Король действительно несся на герцога Орлеанского, потрясая, как безумный, своею шпагой, так что герцог едва успел отскочить в сторону. Карл промчался мимо, но, встретив на своем пути гиеньского рыцаря считавшегося побочным сыном Полиньяка, вонзил ему в грудь шпагу. Из раны хлынула кровь. Рыцарь упал. Вместо того чтобы усмирить короля, вид крови лишь усугубил его неистовство. Не давая передышки своей лошади, он стал метаться из стороны в сторону, разил шпагой каждого, кто попадался под руку, и кричал: «Вперед, вперед на изменников!»

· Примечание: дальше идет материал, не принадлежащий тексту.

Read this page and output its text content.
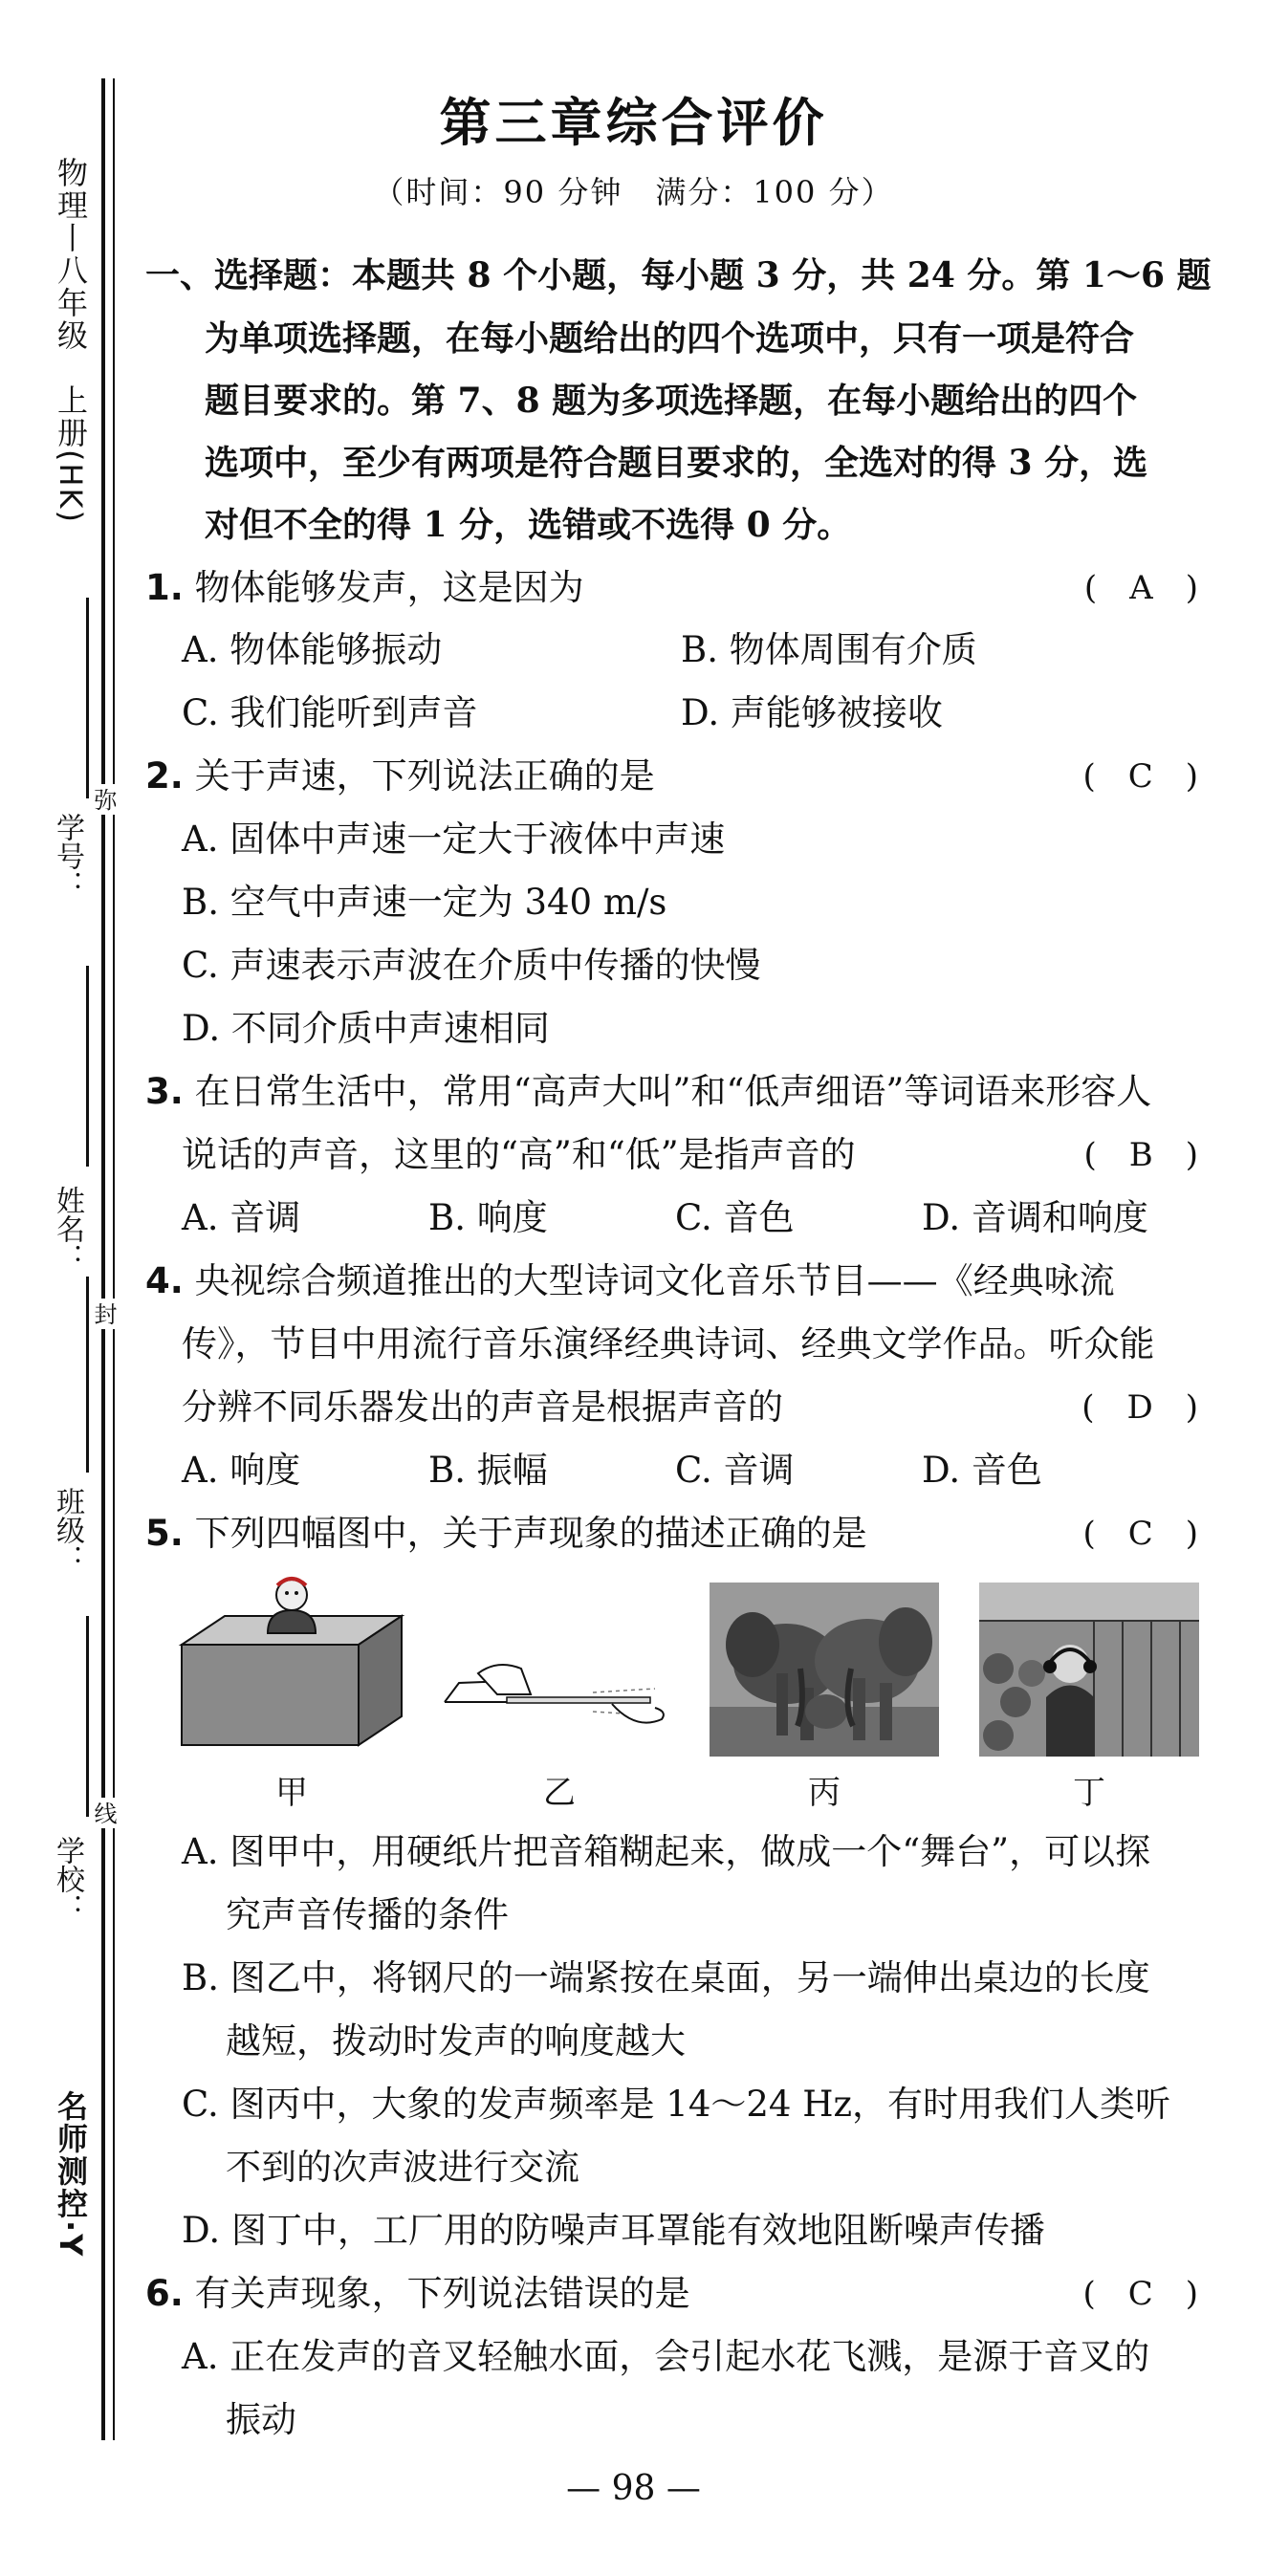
物理丨八年级　上册(HK)
学号：
姓名：
班级：
学校：
弥
封
线
名师测控·Y
第三章综合评价
（时间：90 分钟　满分：100 分）
一、选择题：本题共 8 个小题，每小题 3 分，共 24 分。第 1～6 题
为单项选择题，在每小题给出的四个选项中，只有一项是符合
题目要求的。第 7、8 题为多项选择题，在每小题给出的四个
选项中，至少有两项是符合题目要求的，全选对的得 3 分，选
对但不全的得 1 分，选错或不选得 0 分。
1. 物体能够发声，这是因为	(　A　)
A. 物体能够振动	B. 物体周围有介质
C. 我们能听到声音	D. 声能够被接收
2. 关于声速，下列说法正确的是	(　C　)
A. 固体中声速一定大于液体中声速
B. 空气中声速一定为 340 m/s
C. 声速表示声波在介质中传播的快慢
D. 不同介质中声速相同
3. 在日常生活中，常用“高声大叫”和“低声细语”等词语来形容人
说话的声音，这里的“高”和“低”是指声音的	(　B　)
A. 音调	B. 响度	C. 音色	D. 音调和响度
4. 央视综合频道推出的大型诗词文化音乐节目——《经典咏流
传》，节目中用流行音乐演绎经典诗词、经典文学作品。听众能
分辨不同乐器发出的声音是根据声音的	(　D　)
A. 响度	B. 振幅	C. 音调	D. 音色
5. 下列四幅图中，关于声现象的描述正确的是	(　C　)
甲	乙	丙	丁
A. 图甲中，用硬纸片把音箱糊起来，做成一个“舞台”，可以探
究声音传播的条件
B. 图乙中，将钢尺的一端紧按在桌面，另一端伸出桌边的长度
越短，拨动时发声的响度越大
C. 图丙中，大象的发声频率是 14～24 Hz，有时用我们人类听
不到的次声波进行交流
D. 图丁中，工厂用的防噪声耳罩能有效地阻断噪声传播
6. 有关声现象，下列说法错误的是	(　C　)
A. 正在发声的音叉轻触水面，会引起水花飞溅，是源于音叉的
振动
— 98 —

Тогда те из рыцарей и оруженосцев, кто был защищен латами, кольцом окружили короля, подставив себя под его удары, пока наконец не увидели, что силы Карла иссякают. Тогда нормандский рыцарь по имени Гийом Марсель подошел к нему сзади и обхватил его руками. Король успел нанести еще несколько ударов, но шпага выпала у него из рук, и он с неистовым криком опрокинулся навзничь. Его ссадили с взмыленной, дрожащей лошади, сняли с него одежды, чтобы он немного остыл. Когда к нему подошли брат и дядя, Карл их не узнал, и хотя смотрел он открытыми глазами, было очевидно, что он ничего не видит вокруг.
Вельможи и рыцари словно остолбенели: все молчали, никто не знал, что делать. Герцог Беррийский дружелюбно пожал Карлу руку и попытался с ним заговорить, но король не отвечал ни словом, ни жестом. Тогда герцог покачал головою и сказал:
– Придется, господа, возвращаться в Ле-Ман, поход наш на этом закончен.

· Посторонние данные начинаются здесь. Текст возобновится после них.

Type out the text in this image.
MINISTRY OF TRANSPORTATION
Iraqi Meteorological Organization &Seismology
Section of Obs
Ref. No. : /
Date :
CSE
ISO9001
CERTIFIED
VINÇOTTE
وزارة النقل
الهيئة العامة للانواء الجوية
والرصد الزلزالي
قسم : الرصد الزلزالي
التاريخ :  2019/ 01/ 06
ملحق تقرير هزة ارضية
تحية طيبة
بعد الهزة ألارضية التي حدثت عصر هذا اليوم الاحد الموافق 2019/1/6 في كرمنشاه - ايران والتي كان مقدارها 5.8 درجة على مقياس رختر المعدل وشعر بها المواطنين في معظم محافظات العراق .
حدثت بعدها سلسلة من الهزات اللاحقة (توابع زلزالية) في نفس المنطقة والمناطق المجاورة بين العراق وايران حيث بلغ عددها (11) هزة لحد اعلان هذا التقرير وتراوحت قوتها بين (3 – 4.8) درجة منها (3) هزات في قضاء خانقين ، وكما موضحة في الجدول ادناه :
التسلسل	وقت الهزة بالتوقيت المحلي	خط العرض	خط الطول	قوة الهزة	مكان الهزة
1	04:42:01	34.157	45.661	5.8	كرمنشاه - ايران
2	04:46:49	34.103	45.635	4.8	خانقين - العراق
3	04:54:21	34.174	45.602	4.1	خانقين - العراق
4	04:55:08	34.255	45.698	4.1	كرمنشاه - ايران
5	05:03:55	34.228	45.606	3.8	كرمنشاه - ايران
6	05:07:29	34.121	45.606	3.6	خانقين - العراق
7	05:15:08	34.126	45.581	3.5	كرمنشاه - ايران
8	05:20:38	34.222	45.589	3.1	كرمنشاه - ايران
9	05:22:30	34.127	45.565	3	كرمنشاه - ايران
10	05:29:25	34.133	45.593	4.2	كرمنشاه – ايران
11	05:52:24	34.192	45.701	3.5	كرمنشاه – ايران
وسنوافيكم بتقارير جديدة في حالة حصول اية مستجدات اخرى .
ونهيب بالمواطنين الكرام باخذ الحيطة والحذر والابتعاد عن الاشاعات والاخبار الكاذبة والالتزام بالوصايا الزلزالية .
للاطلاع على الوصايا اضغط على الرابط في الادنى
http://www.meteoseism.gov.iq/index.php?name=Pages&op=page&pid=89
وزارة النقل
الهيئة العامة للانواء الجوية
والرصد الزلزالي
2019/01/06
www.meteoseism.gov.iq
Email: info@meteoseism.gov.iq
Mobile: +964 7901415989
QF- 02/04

Из опасения, как бы с королем вновь не случился приступ безумия, его связали, положили на носилки, и, удрученные, все направились обратно в город Ле-Ман, куда, как и предсказывал герцог Беррийский, вернулись тем же вечером.
Сразу вызвали врачей. Одни из них полагали, что король был отравлен еще до выезда из Ле-Мана, другие же искали сверхъестественную причину его болезни и утверждали, что на него напустили порчу. В обоих случаях подозрения пали на принцев, и потому они потребовали, чтобы ученые медики произвели тщательное исследование. Тогда расспросили тех, кто прислуживал Карлу во время обеда, много ли тот ел. Оказалось, что он едва прикоснулся к кушаньям, был задумчив, все только вздыхал, время от времени сжимал руками виски, словно у него болела голова. Был вызван главный мундшенк Робер де Тек, чтобы справиться, кто из виночерпиев последним подавал королю вино; оказалось, это был Гелион де Линьяк; за ним тотчас послали и спросили, где он взял вино, которое король пил перед отъездом. Тот ответил, что ничего не знает, но что они вместе с главным мундшенком это вино пробовали. Подойдя к шкафу, он принес бутылку, в которой осталось еще довольно напитка, налил стакан и выпил. Как раз в это время от короля возвращался врач и, услышав этот разговор, обратился к принцам:
– Ваши высочества, напрасно вы хлопочете и спорите: тут нет ни отравления, ни порчи. У короля белая горячка, Карл сошел с ума!
Герцог Бургундский и герцог Беррийский переглянулись: если король действительно сошел с ума, регентство по праву принадлежало либо герцогу Орлеанскому, либо им. Герцог Орлеанский был еще слишком молод, чтобы совет возложил на него столь важное дело.